Battle Ground - The Greatest Tank Duels in History

Published on
Review Author(s)
Book Author(s)
Stephen Zalgoa, editor
Other Publication Information
368 pages, black and white photographs and color illustrations
Company: Osprey Publishing - Website: Visit Site
Provided by: Osprey Publishing - Website: Visit Site

One of the newer series of Osprey Publishing is the “Duel” series. As the name suggests, it provides an in-depth look at two pieces of equipment and compares and contrasts their capabilities in the context of a particular battle. To date, there are forty separate titles. Many of these concentrate on armor. Osprey has packaged five of these titles into one book:

  • T-34 vs Panther: Ukraine 1943
  • Tiger vs Firefly: Normandy 1944
  • M26 Pershing vs T-34-85: Korea 1950
  • Centurion vs T-55: Golan Heights 1973
  • M1 Abrams vs T-73: Desert Storm 1991

Each title reviews the developmental history, capabilities, technical details, crew, and a particular campaign that they participated in. Each volume is illustrated with black and white/color photographs and color illustrations that are typical of many Osprey series. In repackaging the original volumes for this combined volume, there are some changes. First, it appears that while the text has remained the same, the number of photographs has decreased and the chronology has been eliminated. There are four authors (the editor, Steve Zalgoa. wrote two of the five titles) and there are differences in style, but each book follows the same conventions. This is certainly a more cost-effective way of purchasing more than one title. I won’t go into the details of each essay, but suffice to say, each one of these chapters provides enough information and illustrations to offer some historical and technical context for each set of vehicles.
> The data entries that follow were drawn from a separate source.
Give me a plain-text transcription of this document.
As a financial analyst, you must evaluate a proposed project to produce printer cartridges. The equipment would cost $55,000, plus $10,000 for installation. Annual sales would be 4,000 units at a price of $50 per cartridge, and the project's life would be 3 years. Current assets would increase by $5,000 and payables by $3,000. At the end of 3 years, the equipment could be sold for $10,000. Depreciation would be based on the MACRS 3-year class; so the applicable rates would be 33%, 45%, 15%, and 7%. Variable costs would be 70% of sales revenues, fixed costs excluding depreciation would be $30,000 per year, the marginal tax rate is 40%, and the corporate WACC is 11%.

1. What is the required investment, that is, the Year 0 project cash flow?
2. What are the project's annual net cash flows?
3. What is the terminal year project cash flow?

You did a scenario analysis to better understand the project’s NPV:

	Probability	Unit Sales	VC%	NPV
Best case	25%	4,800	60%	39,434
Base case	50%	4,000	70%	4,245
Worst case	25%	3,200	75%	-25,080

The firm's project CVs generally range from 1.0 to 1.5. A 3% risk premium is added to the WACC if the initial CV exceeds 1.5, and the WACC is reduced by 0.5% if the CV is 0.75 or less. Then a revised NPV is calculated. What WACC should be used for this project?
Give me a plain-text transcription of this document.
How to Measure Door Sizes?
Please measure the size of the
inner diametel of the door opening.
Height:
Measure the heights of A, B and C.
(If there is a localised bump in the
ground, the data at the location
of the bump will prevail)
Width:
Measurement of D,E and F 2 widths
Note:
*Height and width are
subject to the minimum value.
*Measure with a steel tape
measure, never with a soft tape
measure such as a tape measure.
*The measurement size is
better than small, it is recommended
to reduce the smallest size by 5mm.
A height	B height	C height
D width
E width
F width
While the information presented may not be new to historians or armor buffs, Osprey has found a way to repurpose its existing material into larger, stand-alone books such as Battle Ground, but it would have been nice to have a longer concluding chapter to tie these disparate time periods and vehicles together. One personal observation: much like the knights of old, I continue to expect the text to focus not only on the development of the entire series of vehicles but also focus on combat performance through the experience of one vehicle, rather than at the company or battalion level. You see that to a point in the Tiger Tank and in the T-34, but not so much in the others. I cannot help but think that Osprey chose “Duel” as a marketing strategy more than anything else. I think it’s time for Osprey to refocus their attention on a title and content that’s more appropriate for the publishing world besides “Duel.”

My thanks to IPMS and Osprey Publications for giving me the opportunity to review this publication.